Wednesday, May 18, 2016

Latest News from The Bookseller

The Vegetarian
The winner of the "newly evolved" Man Booker International Prize 2016 is The Vegetarian by South Korean author Han Kang, translated by Deborah Smith (Portobello Books).
SSRN
STM publisher Elsevier has acquired the largest repository and community for social science and humanities researchers in the world, SSRN, to accelerate its social strategy and scale the network up for the benefit of "the entire scientific ecosystem".
J K Rowling has been honoured by PEN America with the 2016 PEN/Allen Foundation Literary Service Award. The Harry Potter author received the award for her work that "oppposes oppression in any form" and "champions the best of humanity".
Bloomsbury
Bloomsbury Publishing has partnered with Arabic publisher the Kalimat Group.
i newspaper
The i’s arts editor Alice Jones has outlined the newspaper’s plans for book reviews under the newspaper’s new ownership.
Thames & Hudson
Thames & Hudson has created a Museum and Institutional Publishing Division dedicated to the company’s projects with its co-publishing partners.

Collins india
Collins Learning India has appointed Chaitali Moitra to the role of managing director to replace previous m.d.

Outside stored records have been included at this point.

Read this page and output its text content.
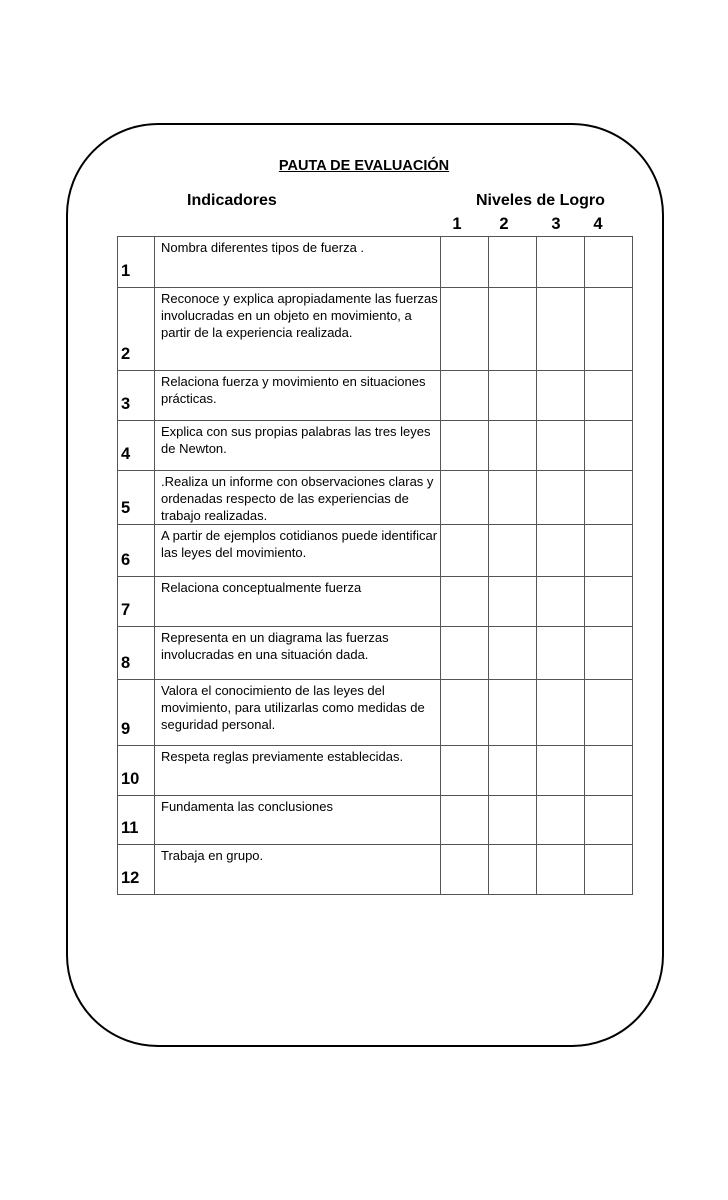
PAUTA DE EVALUACIÓN
Indicadores	Niveles de Logro
1	2	3	4
1	Nombra diferentes tipos de fuerza .				

2	Reconoce y explica apropiadamente las fuerzas involucradas en un objeto en movimiento, a partir de la experiencia realizada.				

3	Relaciona fuerza y movimiento en situaciones prácticas.				

4	Explica con sus propias palabras las tres leyes de Newton.				

5	.Realiza un informe con observaciones claras y ordenadas respecto de las experiencias de trabajo realizadas.				

6	A partir de ejemplos cotidianos puede identificar las leyes del movimiento.				

7	Relaciona conceptualmente fuerza				

8	Representa en un diagrama las fuerzas involucradas en una situación dada.				

9	Valora el conocimiento de las leyes del movimiento, para utilizarlas como medidas de seguridad personal.				

10	Respeta reglas previamente establecidas.				

11	Fundamenta las conclusiones				

12	Trabaja en grupo.				
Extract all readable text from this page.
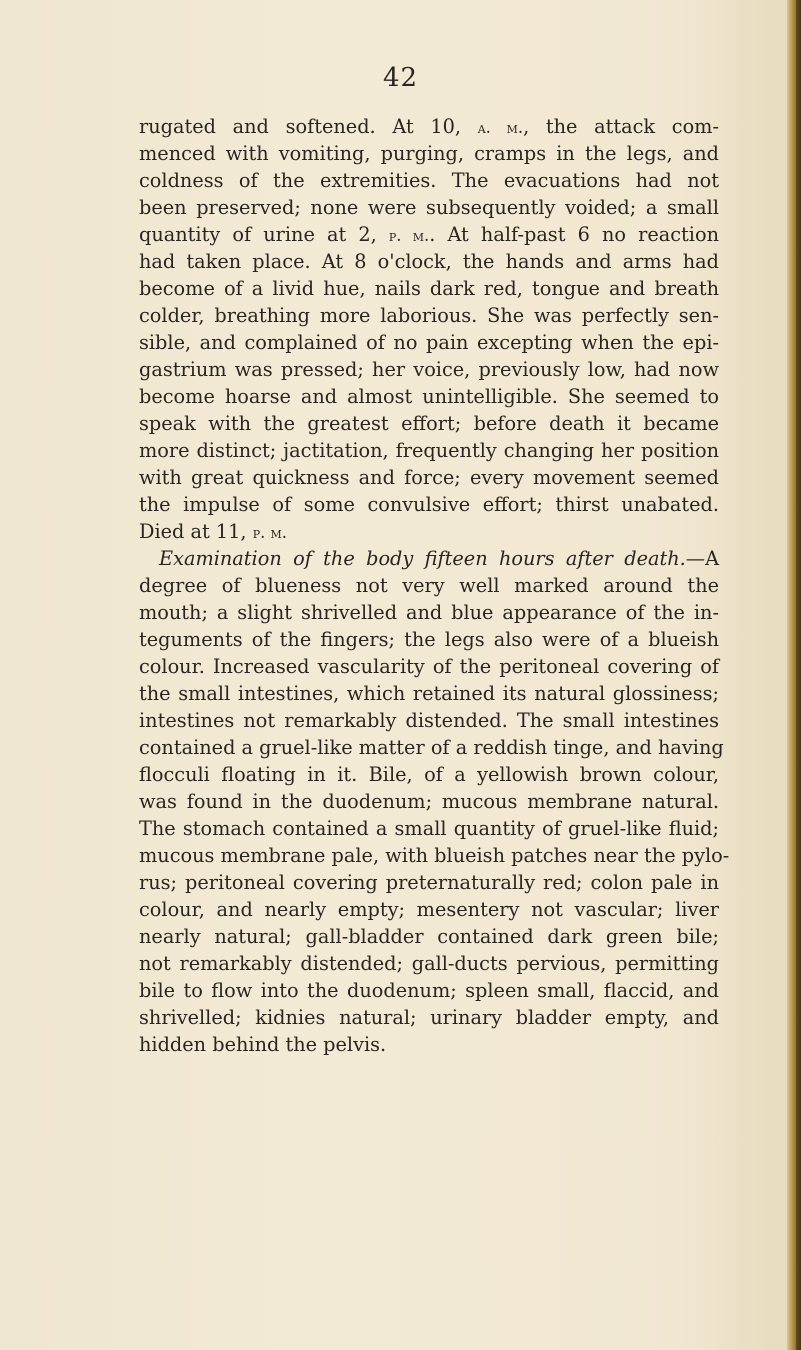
42
rugated and softened. At 10, a. m., the attack com-
menced with vomiting, purging, cramps in the legs, and
coldness of the extremities. The evacuations had not
been preserved; none were subsequently voided; a small
quantity of urine at 2, p. m.. At half-past 6 no reaction
had taken place. At 8 o'clock, the hands and arms had
become of a livid hue, nails dark red, tongue and breath
colder, breathing more laborious. She was perfectly sen-
sible, and complained of no pain excepting when the epi-
gastrium was pressed; her voice, previously low, had now
become hoarse and almost unintelligible. She seemed to
speak with the greatest effort; before death it became
more distinct; jactitation, frequently changing her position
with great quickness and force; every movement seemed
the impulse of some convulsive effort; thirst unabated.
Died at 11, p. m.
Examination of the body fifteen hours after death.—A
degree of blueness not very well marked around the
mouth; a slight shrivelled and blue appearance of the in-
teguments of the fingers; the legs also were of a blueish
colour. Increased vascularity of the peritoneal covering of
the small intestines, which retained its natural glossiness;
intestines not remarkably distended. The small intestines
contained a gruel-like matter of a reddish tinge, and having
flocculi floating in it. Bile, of a yellowish brown colour,
was found in the duodenum; mucous membrane natural.
The stomach contained a small quantity of gruel-like fluid;
mucous membrane pale, with blueish patches near the pylo-
rus; peritoneal covering preternaturally red; colon pale in
colour, and nearly empty; mesentery not vascular; liver
nearly natural; gall-bladder contained dark green bile;
not remarkably distended; gall-ducts pervious, permitting
bile to flow into the duodenum; spleen small, flaccid, and
shrivelled; kidnies natural; urinary bladder empty, and
hidden behind the pelvis.
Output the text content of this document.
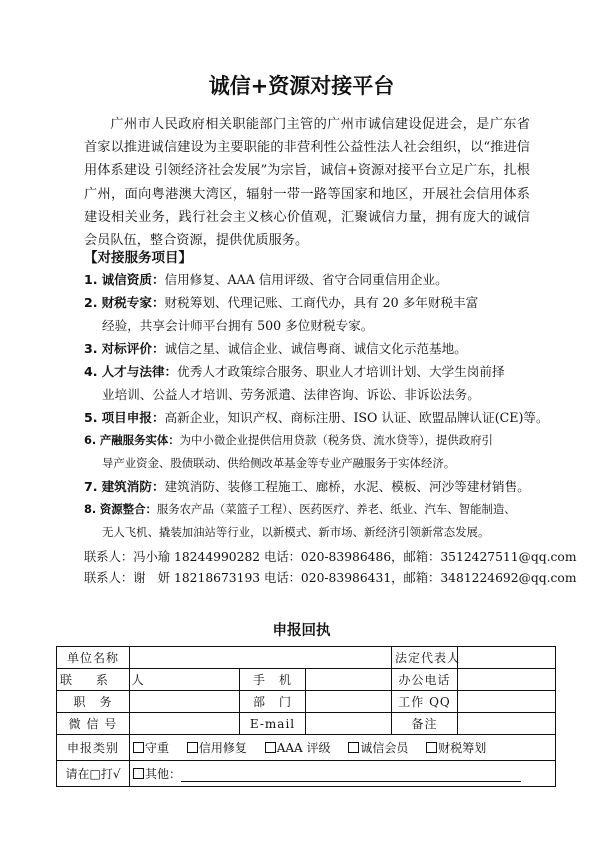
诚信+资源对接平台

广州市人民政府相关职能部门主管的广州市诚信建设促进会，是广东省首家以推进诚信建设为主要职能的非营利性公益性法人社会组织，以“推进信用体系建设 引领经济社会发展”为宗旨，诚信+资源对接平台立足广东，扎根广州，面向粤港澳大湾区，辐射一带一路等国家和地区，开展社会信用体系建设相关业务，践行社会主义核心价值观，汇聚诚信力量，拥有庞大的诚信会员队伍，整合资源，提供优质服务。

【对接服务项目】
1. 诚信资质：信用修复、AAA 信用评级、省守合同重信用企业。
2. 财税专家：财税筹划、代理记账、工商代办，具有 20 多年财税丰富
经验，共享会计师平台拥有 500 多位财税专家。
3. 对标评价：诚信之星、诚信企业、诚信粤商、诚信文化示范基地。
4. 人才与法律：优秀人才政策综合服务、职业人才培训计划、大学生岗前择
业培训、公益人才培训、劳务派遣、法律咨询、诉讼、非诉讼法务。
5. 项目申报：高新企业，知识产权、商标注册、ISO 认证、欧盟品牌认证(CE)等。
6. 产融服务实体：为中小微企业提供信用贷款（税务贷、流水贷等），提供政府引
导产业资金、股债联动、供给侧改革基金等专业产融服务于实体经济。
7. 建筑消防：建筑消防、装修工程施工、廊桥，水泥、模板、河沙等建材销售。
8. 资源整合：服务农产品（菜篮子工程）、医药医疗、养老、纸业、汽车、智能制造、
无人飞机、撬装加油站等行业，以新模式、新市场、新经济引领新常态发展。
联系人：冯小瑜 18244990282 电话：020-83986486，邮箱：3512427511@qq.com
联系人：谢　妍 18218673193 电话：020-83986431，邮箱：3481224692@qq.com
申报回执
单位名称				法定代表人	
联 系 人		手　机		办公电话	
职　务		部　门		工作 QQ	
微 信 号		E-mail		备注	
申报类别	守重 信用修复 AAA 评级 诚信会员 财税筹划				
请在□打√	其他：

Krishma Naroor.
Tracy Darnton, a graduate of the Bath Spa MA in writing for young people, has won this year’s Stripes YA Short Story Prize, run in partnership with The Bookseller’s YA Book Prize.
When Marnie Was There
Joan G Robinson’s 1967 classic children’s novel When Marnie Was There has received an international sales boost thanks to the Japanese animation version, as agent Caroline Sheldon has sold the rights to 10 countries.
LOM Art
LOM Art has launched a £1,000 cover design prize for illustrators. 
And Other Stories
And Other Stories is to publish the next five novels from 2015 Man Booker International Prize finalist César Aira.
John Murray
John Murray is adding three new titles to its 2016 JM Originals list: Blind Water Pass by Anna Metcalfe, The Bed Moved by Rebecca Schiff and Marlow’s Landing by Toby Vieira.